Junita Flowers' entrepreneurial passion for "cookies and conversation'' events grew out of her yearslong struggle to escape an abusive marriage and establish an enterprise focused on reducing shame experienced by victims, creating allies and customers, and inspiring college students and others to join her at junitasjar.com.
Precious Drew, who attended the College of St. Benedict, is the co-founder of Perk, which is developing sustainable skin-care products, starting with a body scrub made from "upcycled fair-trade coffee grounds from local coffee shops" at perkbeautylab.com.
Michelle Tran Maryns, the daughter of Vietnamese immigrants, has a master's degree from Harvard and worked for the U.S. Department of Justice and also helped minority businesses get financing. Her Minneapolis-based wesparkle.org is a software-as-a-service that makes it easier for female-owned service businesses, such as hair salons and nail shops, to automate scheduling and other customer administration in order to spend more time on customer care.
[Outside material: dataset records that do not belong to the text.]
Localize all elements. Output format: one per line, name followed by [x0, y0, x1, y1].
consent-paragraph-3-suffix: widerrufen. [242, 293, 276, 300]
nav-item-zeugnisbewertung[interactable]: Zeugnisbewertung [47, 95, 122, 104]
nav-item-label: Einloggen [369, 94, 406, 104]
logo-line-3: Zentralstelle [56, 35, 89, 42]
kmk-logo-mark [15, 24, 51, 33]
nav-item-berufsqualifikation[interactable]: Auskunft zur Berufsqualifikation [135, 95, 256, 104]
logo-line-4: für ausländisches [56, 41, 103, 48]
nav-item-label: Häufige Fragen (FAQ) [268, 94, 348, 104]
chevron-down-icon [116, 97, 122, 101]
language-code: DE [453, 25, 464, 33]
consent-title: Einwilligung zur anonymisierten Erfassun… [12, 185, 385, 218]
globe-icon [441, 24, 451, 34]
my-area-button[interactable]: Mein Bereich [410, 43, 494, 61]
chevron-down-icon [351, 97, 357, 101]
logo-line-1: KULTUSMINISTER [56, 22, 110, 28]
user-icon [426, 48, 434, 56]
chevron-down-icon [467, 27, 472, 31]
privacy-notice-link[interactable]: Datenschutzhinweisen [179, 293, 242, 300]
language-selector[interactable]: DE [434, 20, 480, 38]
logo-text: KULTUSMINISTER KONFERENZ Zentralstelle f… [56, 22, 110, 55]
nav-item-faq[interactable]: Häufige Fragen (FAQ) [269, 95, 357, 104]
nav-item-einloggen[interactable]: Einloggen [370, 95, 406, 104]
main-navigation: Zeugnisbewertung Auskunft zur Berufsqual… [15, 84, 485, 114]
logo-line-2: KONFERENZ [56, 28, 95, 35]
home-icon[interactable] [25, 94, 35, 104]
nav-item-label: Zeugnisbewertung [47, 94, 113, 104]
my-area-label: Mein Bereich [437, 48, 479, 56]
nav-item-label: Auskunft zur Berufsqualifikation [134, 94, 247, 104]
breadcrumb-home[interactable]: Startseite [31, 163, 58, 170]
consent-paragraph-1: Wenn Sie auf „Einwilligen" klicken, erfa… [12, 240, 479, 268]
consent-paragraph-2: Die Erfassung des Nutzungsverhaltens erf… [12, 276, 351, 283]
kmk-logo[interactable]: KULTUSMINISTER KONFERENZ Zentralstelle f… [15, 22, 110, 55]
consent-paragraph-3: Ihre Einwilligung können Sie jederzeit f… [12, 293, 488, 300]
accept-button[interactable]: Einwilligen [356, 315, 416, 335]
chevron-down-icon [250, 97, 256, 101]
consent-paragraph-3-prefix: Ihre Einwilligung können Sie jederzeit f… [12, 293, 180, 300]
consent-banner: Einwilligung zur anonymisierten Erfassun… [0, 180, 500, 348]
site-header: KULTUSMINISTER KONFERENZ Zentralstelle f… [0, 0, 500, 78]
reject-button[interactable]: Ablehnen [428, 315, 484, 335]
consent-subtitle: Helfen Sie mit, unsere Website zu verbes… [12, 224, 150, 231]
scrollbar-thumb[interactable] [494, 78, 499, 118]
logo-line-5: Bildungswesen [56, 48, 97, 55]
These "social entrepreneurs," who use business to advance causes, are among the first small-business fellows to graduate from the Finnovation Lab business incubator that is part of social entrepreneur Jacquie Berglund's year-old Finnegans House, the downtown brewery, taproom, social club and entrepreneurial center.
250 applicants, 5 fellows
The five graduating fellows, all from modest backgrounds and very limited resources, were selected from 250 applicants to accelerate their businesses, thanks to nine-month stipends of $50,000 apiece from the Bush Foundation, plus business mentors, work space and more in what is believed the first such accelerator in the Twin Cities.
"I always knew it was more than a cookie company," said Flowers, 46, who started baking cookies as a side job more than a decade ago during an emotionally and physically abusive marriage that she finally left.
"I didn't just want to be a victim. I was a stay-at-home mom for eight years and also [eventually] ran a nonprofit, Family Promise in Anoka County. But I didn't know what was a 'social entrepreneur.' "
A couple of years ago, Flowers met Berglund and Melissa Kjolsing, another social entrepreneur who once ran the Minnesota Cup entrepreneurial sweepstakes. They encouraged her to develop her fledgling cookie business as a platform for conversations with young people on campuses and elsewhere about domestic violence — the horror of it, the way out and how to prevent it.